AAMAS Conference 2010 Conference Paper

Point-Based Policy Generation for Decentralized POMDPs

  • Feng Wu
  • Shlomo Zilberstein
  • Xiaoping Chen

Memory-bounded techniques have shown great promise in solving complex multi-agent planning problems modeled as DEC-POMDPs. Much of the performance gains can be attributed to pruning techniques that alleviate the complexity of the exhaustive backup step of the original MBDP algorithm. Despite these improvements, state-of-the-art algorithms can still handle a relative small pool of candidate policies, which limits the quality of the solution in some benchmark problems. We present a new algorithm, Point-Based Policy Generation, which avoids altogether searching the entire joint policy space. The key observation is that the best policy for each reachable belief state can be constructed directly, instead of producing first a large set of candidates. We also provide an efficient approximate implementation of this operation. The experimental results show that our solution technique improvesthe performance significantly in terms of both runtime and solution quality.

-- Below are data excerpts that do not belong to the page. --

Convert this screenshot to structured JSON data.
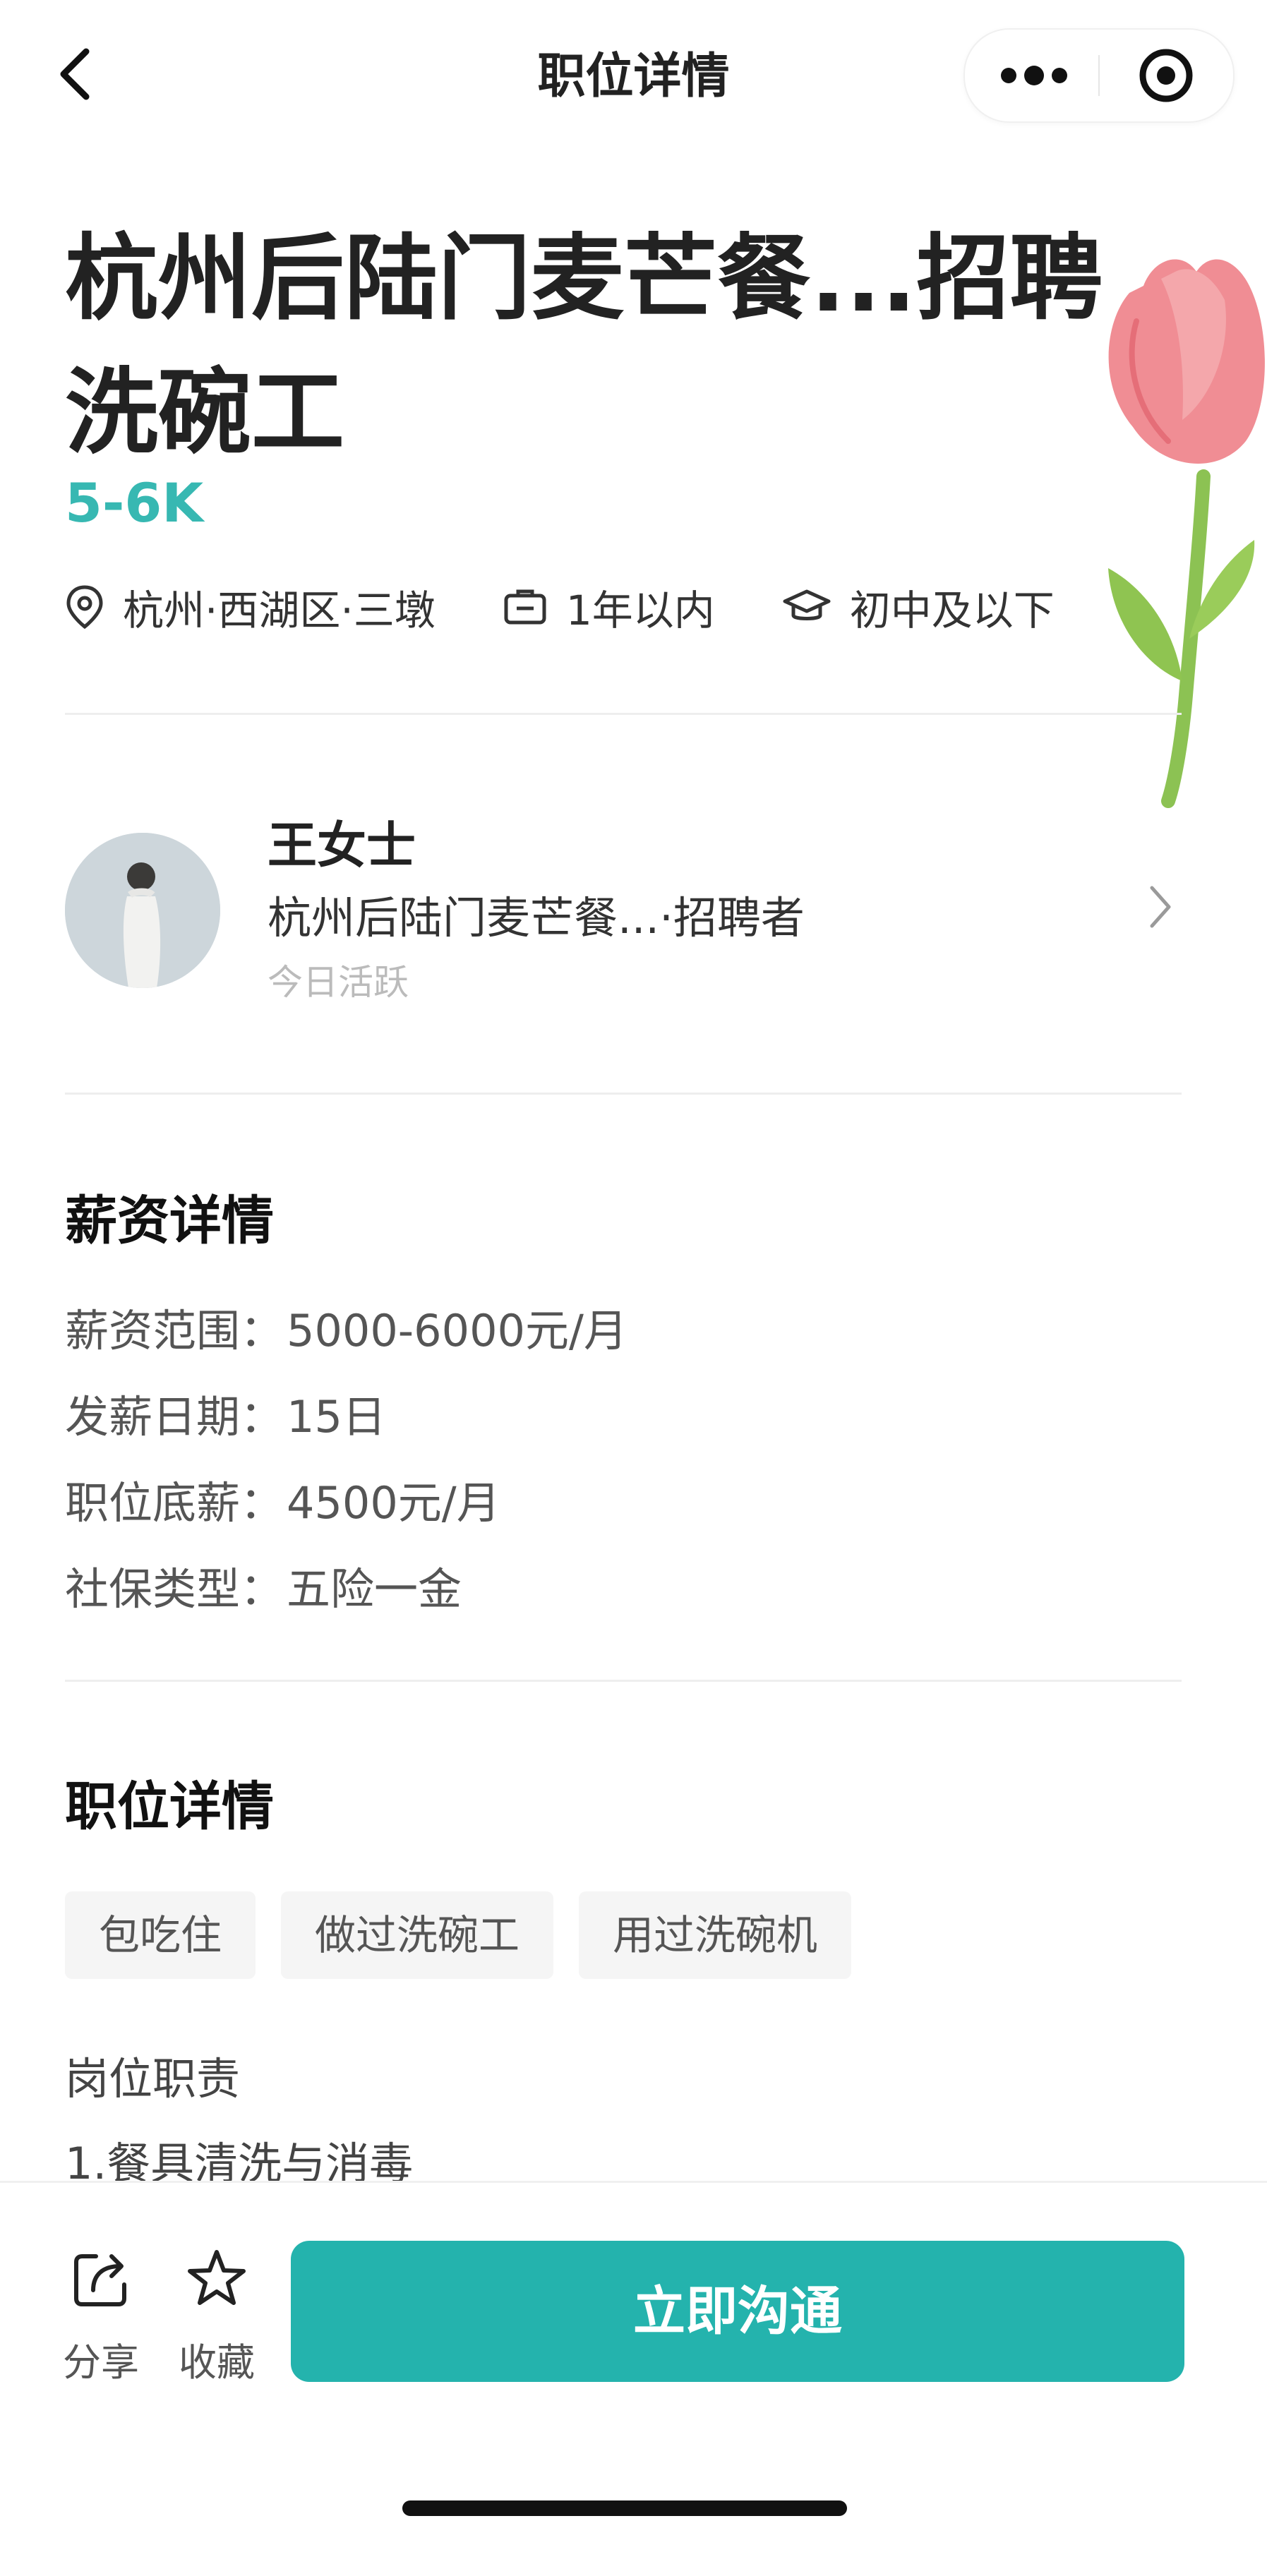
{
  "header": {
    "title": "职位详情",
    "back_icon": "chevron-left",
    "more_icon": "dots-horizontal",
    "close_icon": "target-circle"
  },
  "job": {
    "title": "杭州后陆门麦芒餐...招聘洗碗工",
    "salary": "5-6K",
    "location": "杭州·西湖区·三墩",
    "experience": "1年以内",
    "education": "初中及以下",
    "accent_color": "#37b8b2"
  },
  "recruiter": {
    "name": "王女士",
    "company_role": "杭州后陆门麦芒餐...·招聘者",
    "status": "今日活跃"
  },
  "salary_section": {
    "title": "薪资详情",
    "items": [
      {
        "label": "薪资范围：",
        "value": "5000-6000元/月"
      },
      {
        "label": "发薪日期：",
        "value": "15日"
      },
      {
        "label": "职位底薪：",
        "value": "4500元/月"
      },
      {
        "label": "社保类型：",
        "value": "五险一金"
      }
    ]
  },
  "detail_section": {
    "title": "职位详情",
    "tags": [
      "包吃住",
      "做过洗碗工",
      "用过洗碗机"
    ],
    "duty_title": "岗位职责",
    "duty_first": "1.餐具清洗与消毒"
  },
  "bottom_bar": {
    "share_label": "分享",
    "collect_label": "收藏",
    "chat_label": "立即沟通",
    "button_color": "#24b3ad"
  }
}
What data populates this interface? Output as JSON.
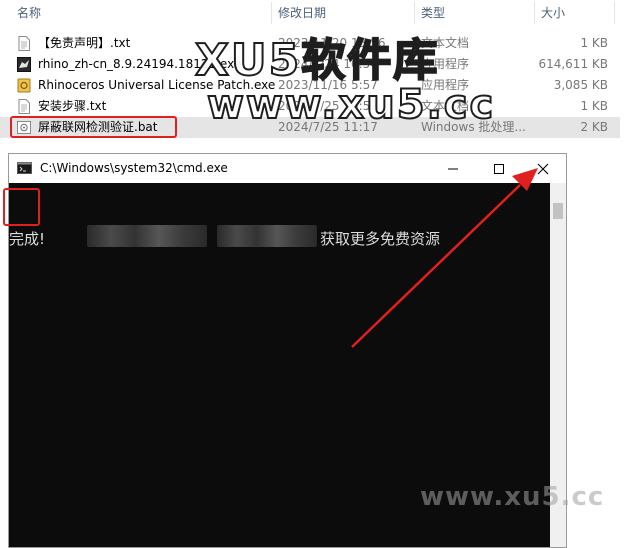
{
  "explorer": {
    "columns": {
      "name": "名称",
      "date": "修改日期",
      "type": "类型",
      "size": "大小"
    },
    "files": [
      {
        "name": "【免责声明】.txt",
        "date": "2023/11/20 15:56",
        "type": "文本文档",
        "size": "1 KB",
        "icon": "text-file-icon"
      },
      {
        "name": "rhino_zh-cn_8.9.24194.18121.exe",
        "date": "2024/7/24 10:54",
        "type": "应用程序",
        "size": "614,611 KB",
        "icon": "rhino-exe-icon"
      },
      {
        "name": "Rhinoceros Universal License Patch.exe",
        "date": "2023/11/16 5:57",
        "type": "应用程序",
        "size": "3,085 KB",
        "icon": "patch-exe-icon"
      },
      {
        "name": "安装步骤.txt",
        "date": "2024/7/25 10:52",
        "type": "文本文档",
        "size": "1 KB",
        "icon": "text-file-icon"
      },
      {
        "name": "屏蔽联网检测验证.bat",
        "date": "2024/7/25 11:17",
        "type": "Windows 批处理...",
        "size": "2 KB",
        "icon": "bat-file-icon"
      }
    ]
  },
  "cmd": {
    "title": "C:\\Windows\\system32\\cmd.exe",
    "output_done": "完成!",
    "output_tail": "获取更多免费资源"
  },
  "watermark": {
    "line1": "XU5软件库",
    "line2": "www.xu5.cc",
    "line3": "www.xu5.cc"
  },
  "colors": {
    "highlight": "#e02020",
    "console_bg": "#0c0c0c",
    "selected_row": "#e5e5e5"
  }
}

AAAI Conference 2010 Conference Paper

Trial-Based Dynamic Programming for Multi-Agent Planning

  • Feng Wu
  • Shlomo Zilberstein
  • Xiaoping Chen

Trial-based approaches offer an efficient way to solve singleagent MDPs and POMDPs. These approaches allow agents to focus their computations on regions of the environment they encounter during the trials, leading to significant computational savings. We present a novel trial-based dynamic programming (TBDP) algorithm for DEC-POMDPs that extends these benefits to multi-agent settings. The algorithm uses trial-based methods for both belief generation and policy evaluation. Policy improvement is implemented efficiently using linear programming and a sub-policy reuse technique that helps bound the amount of memory. The results show that TBDP can produce significant value improvements and is much faster than the best existing planning algorithms.